The study led by Dr. Roel Vermeulen found that the data collected from over 60,000 men and women showed that those who worked in electrical industries are twice more likely to develop ALS than those who don't have occupational exposure to electromagnetic fields, New Scientist reported. They attribute the likelihood to the constant exposure and close proximity of these workers to machines that use electricity.
While Dr. Vermeulen and his team reiterated that the study is observational, Professor Neil Pierce of the London School of Hygiene and Tropical Medicine believes that this study has better information that showed the occupational exposure to electromagnetic fields was more likely the cause of ALS than electric shocks, the Express reported. During the study, 76 men and 60 women were recorded to have died of ALS.

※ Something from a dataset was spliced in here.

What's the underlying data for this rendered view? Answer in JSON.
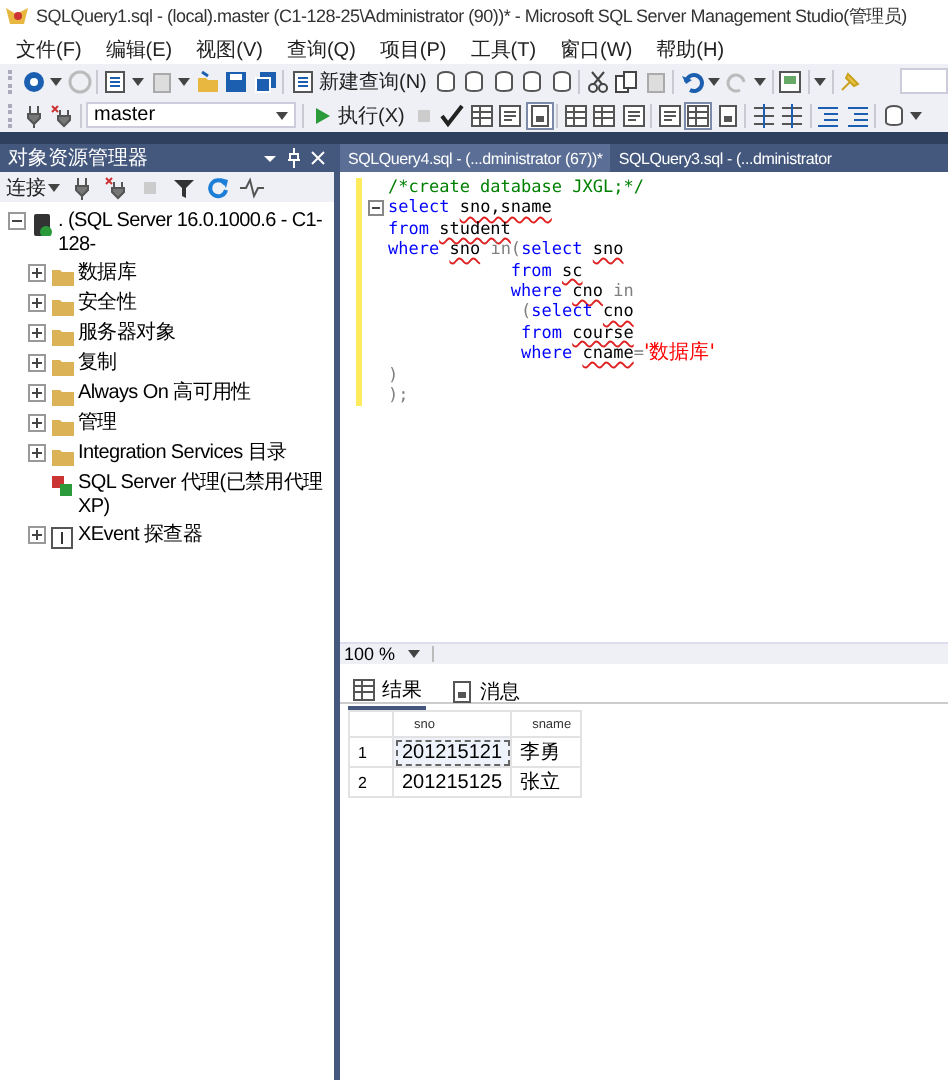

Other experts also have cautioned that the study does not implicate the exposure to the development of ALS. They still maintain that a broad range of factors from the environment to genetics can cause a person to develop ALS.
The motor neurone disease ALS is characterized by the progressive degeneration of the nerves that control voluntary muscles. The disease then wastes away the muscles in the body until it cannot function anymore and death follows typically between two to five years after the first symptoms are diagnosed.
The condition also is known as Lou Gherig's disease in the US, came to global attention when the Ice Bucket Challenge campaign went viral on social media. Celebrities and world leaders took turns filming themselves getting doused with ice-cold water and nominated others to do the same. The campaign encouraged awareness of the disease and donation to research for a cure.